Since the code is statistically optimized (based on random input of sometimes identical words), it should actually be a lot faster than O(n^2) most of the time. I heard it outperformed an ANSI C++ black-red library (whatever a red-black list might be). This is due to statistics of course, in a worse case situation a weighted binary tree with some hash table properties seems like a good choice to me. This extra speed would come at a price however, a price I am not willing to pay for this program since it seems fast enough for the purpose it was written for (see above).

Since you are still reading this, you are probably not a very accomplished programmer yet (or you would have gotten to the code already), so here are some tips on how to use this program in a windows environment.

You can give three command line options to wordcnt.exe and wordcnt32.exe. Giving no options will show a short description of the program. If you want to use the program you will need to specify an existing filename, I am sorry that the error messages you will get if opening this file fails won't be much use to most users. This program was not really written with novice users in mind, yet the program will take all the abuse a user will be able to throw at it as far as I can see.

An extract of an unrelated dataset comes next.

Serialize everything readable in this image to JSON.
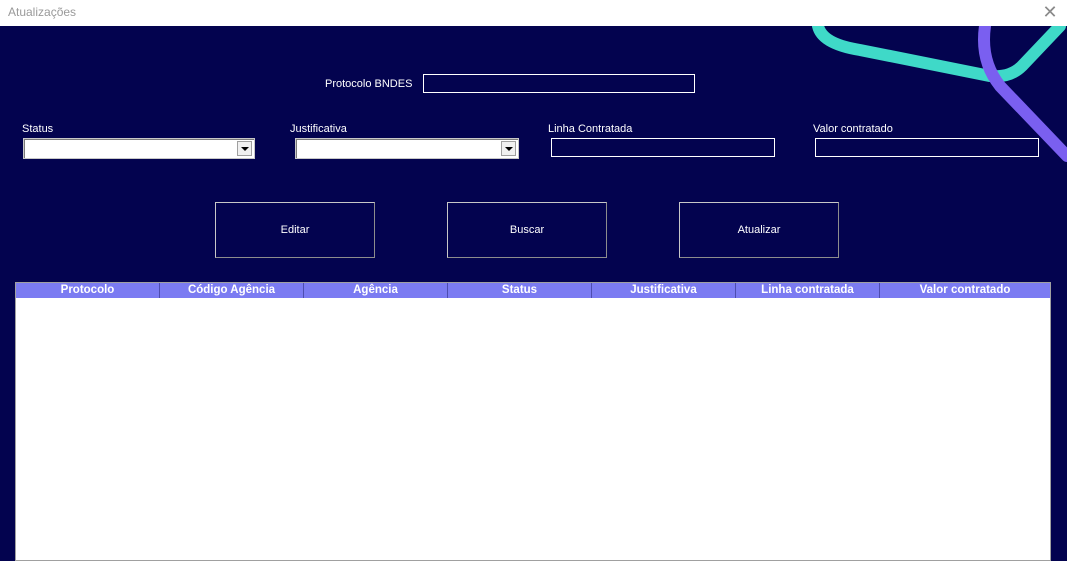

If you specify a second parameter this needs to be a number. This is the number of the minimal word length the words you are looking for must be. You should always specify this as this is a major speedup variable to the program. Let me explain, if I only count larger words, I won't have to keep track of smaller words and n will be smaller in O(n^2).

If you specify a third parameter, this also needs to be a number. This number also speeds up the program if set and does so by removing all the words that have lower counts before printing them. Because of the way I have implemented or coded this utility, execution time could theoretically be cut in half if you set this number as high as is permitable. In the situation of Zax, who I coded this program for, I could imagine he would set this number to 100 or something in that area. We are trying to tag a dictionary flooder on usenet.

So that is how the program works on its own. There are some command line utilities shipped with windows which will make your life a lot easier:

You can redirect the output of this program to a file like this: "wordcnt wordcnt.zip 1 1 > myfile.txt". This also works in linux (which I think it was stolen from).
You can sort the output of this program with a utility called sort like this: "sort /+10 myfile.txt > mysorted.txt". This will sort the file alphabetically. You can also sort on count (which I would deem more useful).
You can edit the output of this program with a utility called edit like this: "edit mysorted.txt".

So there you have it, that is all I have to say about this program. I hope it will be supported by a lot of people in the future and that this program will lead a long and happy life. As a final though about programming: "Programs don't crash computers, programmers and designers crash computers".

-- Don't believe the hype (Chuck D).